Limits and Renewals

Azrael’s Count

Rudyard Kipling


LO! the Wild Cow of the Desert, her yeanling estrayed from her—
Lost in the wind plaited sand-dunes—athirst in the maze of them.
Hot foot she follows those foot-prints—the thrice tangled ways of them.
Her soul is shut save to one thing—the love-quest consuming her.
Fearless she lows past the camp, men’s fires affright her not.
Ranges she close to the tethered ones—the mares by the lances held.
Noses she softly apart the veil in the women’s tent.
Next—withdrawn under moonlight, a shadow afar off—
Fades. Ere men cry, ‘Hold her fast!’ darkness recovers her.
She the love-crazed and forlorn, when the dogs threaten her
Only a side-tossed horn, as though a fly troubled her,
Shows she hath heard, till a lance in the heart of her quivereth.
—Lo, from that carcass aheap—where speeds the soul of it?
Where is the tryst it must keep? Who is her pandar? Death!

Men I dismiss to the Mercy greet me not willingly;
Crying, ‘Why seekest Thou me first? Are not my kin unslain?’
Shrinking aside from the Sword-edge, blinking the glare of it,
Sinking the chin in the neck-bone. How shall that profit them?
Yet, among men a ten thousand, few meet me otherwise.

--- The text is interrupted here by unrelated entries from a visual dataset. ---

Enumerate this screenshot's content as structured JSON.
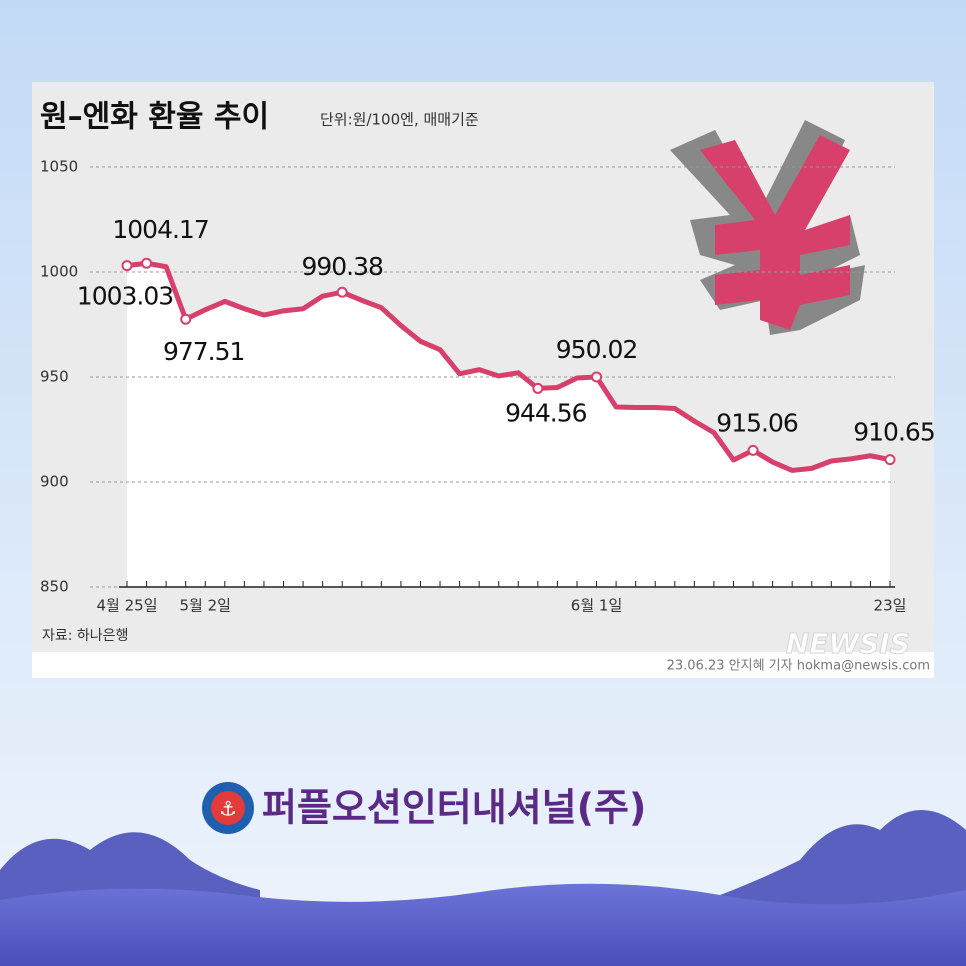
{
  "chart_data": {
    "type": "line",
    "title": "원–엔화 환율 추이",
    "subtitle": "단위:원/100엔, 매매기준",
    "source": "자료: 하나은행",
    "credit": "23.06.23 안지혜 기자 hokma@newsis.com",
    "watermark": "NEWSIS",
    "categories": [
      "4월 25일",
      null,
      null,
      null,
      "5월 2일",
      null,
      null,
      null,
      null,
      null,
      null,
      null,
      null,
      null,
      null,
      null,
      null,
      null,
      null,
      null,
      null,
      null,
      null,
      null,
      "6월 1일",
      null,
      null,
      null,
      null,
      null,
      null,
      null,
      null,
      null,
      null,
      null,
      null,
      null,
      null,
      "23일"
    ],
    "values": [
      1003.03,
      1004.17,
      1002.5,
      977.51,
      982,
      986,
      982.5,
      979.5,
      981.5,
      982.5,
      988.5,
      990.38,
      986.5,
      983,
      974.5,
      967,
      963,
      951.5,
      953.5,
      950.5,
      952,
      944.56,
      945,
      949.5,
      950.02,
      935.7,
      935.5,
      935.5,
      935,
      929,
      923.5,
      910.5,
      915.06,
      909.5,
      905.5,
      906.5,
      910,
      911,
      912.5,
      910.65
    ],
    "value_labels": [
      "1003.03",
      "1004.17",
      null,
      "977.51",
      null,
      null,
      null,
      null,
      null,
      null,
      null,
      "990.38",
      null,
      null,
      null,
      null,
      null,
      null,
      null,
      null,
      null,
      "944.56",
      null,
      null,
      "950.02",
      null,
      null,
      null,
      null,
      null,
      null,
      null,
      "915.06",
      null,
      null,
      null,
      null,
      null,
      null,
      "910.65"
    ],
    "color": "#d8406c",
    "ylim": [
      850,
      1050
    ],
    "yticks": [
      850,
      900,
      950,
      1000,
      1050
    ],
    "grid": true
  },
  "footer": {
    "company": "퍼플오션인터내셔널(주)"
  }
}
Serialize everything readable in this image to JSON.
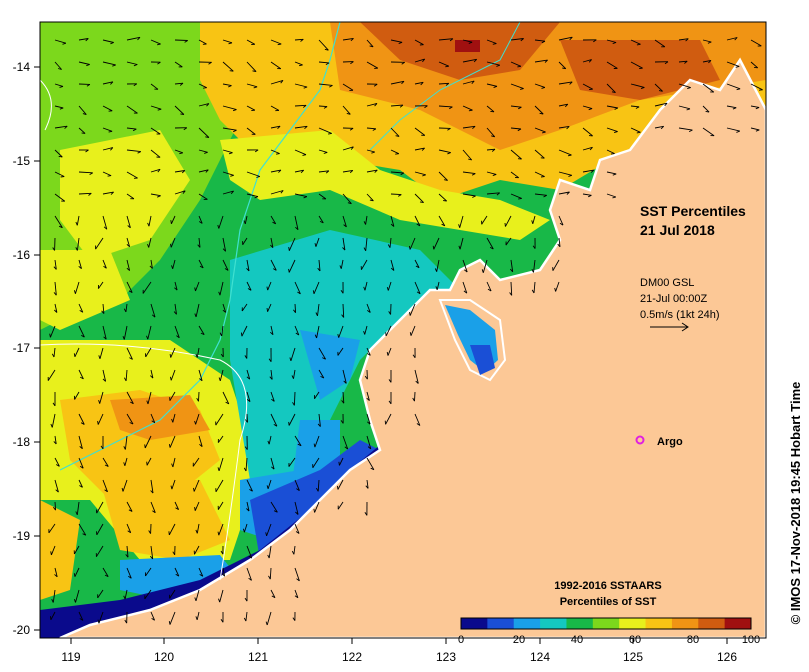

Yet, among women a thousand, one comes to me mistress-wise.
Arms open, breasts open, mouth open—hot is her need on her.
Crying, ‘Ho Servant, acquit me, the bound by Love’s promises!
Haste Thou! He waits! I would go! Handle me lustily!’
Lo! her eyes stare past my wings, as things unbeheld by her,
Lo! her lips summonsing part. I am not whom she calls.
Lo! My sword sinks and returns. At no time she heedeth it
More than the dust of a journey, her garments brushed clear of it.
Lo! Ere the blood-rush has ceased, forward her soul rushes.
She is away to her tryst. Who is her pandar? Death!